A run without lexeme
gives the following results:
--- "1foo 13" --- parse succeeded: 1 "foo" 13
--- "42 bar 13" --- parse succeeded: 42 "bar" 13
--- "13cheese 8" --- parse succeeded: 13 "cheese" 8
--- "101pencil13" --- parse succeeded: 101 "pencil" 13
So everything parses fine, which is good. However, the second example (42 bar 13
) should not parse successfully, so here is the result with lexeme
around the first int and the string (qi::lexeme[qi::int_ >> +qi::alpha] >> qi::int_;
):
" 0 "1foo 13" --- parse succeeded: 1 "
--- "42 bar 13" --- parse failed.
Remaining unparsed: 42 bar 13
--- "13cheese 8" --- parse succeeded: 13 " 0
" 0 "101pencil13" --- parse succeeded: 101 "
What!? I have not the slightest clue what is going on, I'm happy for any enlightment :)
Side question: I would like to leave out lexeme
entirely and define a subrule which does not skip.
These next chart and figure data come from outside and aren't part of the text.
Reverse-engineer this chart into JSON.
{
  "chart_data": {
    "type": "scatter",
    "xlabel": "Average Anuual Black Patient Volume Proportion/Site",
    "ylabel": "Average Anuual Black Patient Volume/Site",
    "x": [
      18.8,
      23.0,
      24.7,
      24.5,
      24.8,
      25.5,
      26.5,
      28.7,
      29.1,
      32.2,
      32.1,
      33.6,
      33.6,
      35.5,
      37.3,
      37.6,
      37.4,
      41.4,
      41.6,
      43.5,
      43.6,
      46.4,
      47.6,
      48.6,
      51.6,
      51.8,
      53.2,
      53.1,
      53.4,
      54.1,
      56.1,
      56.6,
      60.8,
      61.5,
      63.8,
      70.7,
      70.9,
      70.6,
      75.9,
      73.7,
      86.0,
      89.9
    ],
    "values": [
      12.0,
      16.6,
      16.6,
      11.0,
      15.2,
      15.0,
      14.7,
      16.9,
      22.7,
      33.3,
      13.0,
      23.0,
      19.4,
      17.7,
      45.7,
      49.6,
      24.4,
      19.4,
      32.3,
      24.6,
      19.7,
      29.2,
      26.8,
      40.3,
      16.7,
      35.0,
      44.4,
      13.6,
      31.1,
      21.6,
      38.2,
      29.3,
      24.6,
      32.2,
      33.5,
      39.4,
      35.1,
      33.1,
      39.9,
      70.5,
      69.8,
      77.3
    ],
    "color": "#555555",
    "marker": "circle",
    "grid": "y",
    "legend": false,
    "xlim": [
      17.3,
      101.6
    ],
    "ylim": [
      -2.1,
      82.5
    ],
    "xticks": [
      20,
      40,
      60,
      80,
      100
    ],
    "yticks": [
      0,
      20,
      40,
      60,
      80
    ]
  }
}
How can i specify the attributes in this case?
The subrule has then the attribute fusion::vector<int, std::string>()
, but I still want the main rule to have fusion::vector<int, std::string, int>()
as attribute, not fusion::vector<fusion::vector<int, std::string>, int>()
(which does not compile anyway).
Use no_skip
directive: qi::int_ >> qi::no_skip[+qi::alpha] >> qi::int_
--- "1foo 13" --- parse succeeded: 1 "foo" 13
--- "42 bar 13" --- parse failed.
Remaining unparsed: 42 bar 13
--- "13cheese 8" --- parse succeeded: 13 "cheese" 8
--- "101pencil13" --- parse succeeded: 101 "pencil" 13
https://wandbox.org/permlink/PdS14l0b3qjJwz5S
Sooo.... what!? I have not the slightest clue what is going on, i'm happy for any enlightment :)
As @llonesmiz mentioned the qi::lexeme[qi::int_ >> +qi::alpha] >> qi::int_
parser binds to tuple<tuple<int,std::string>,int>
and you have triggered
trac 8013 bug/misfeature twice here (the first time for the whole sequence parser, and the second time for the sequence inside lexeme)`.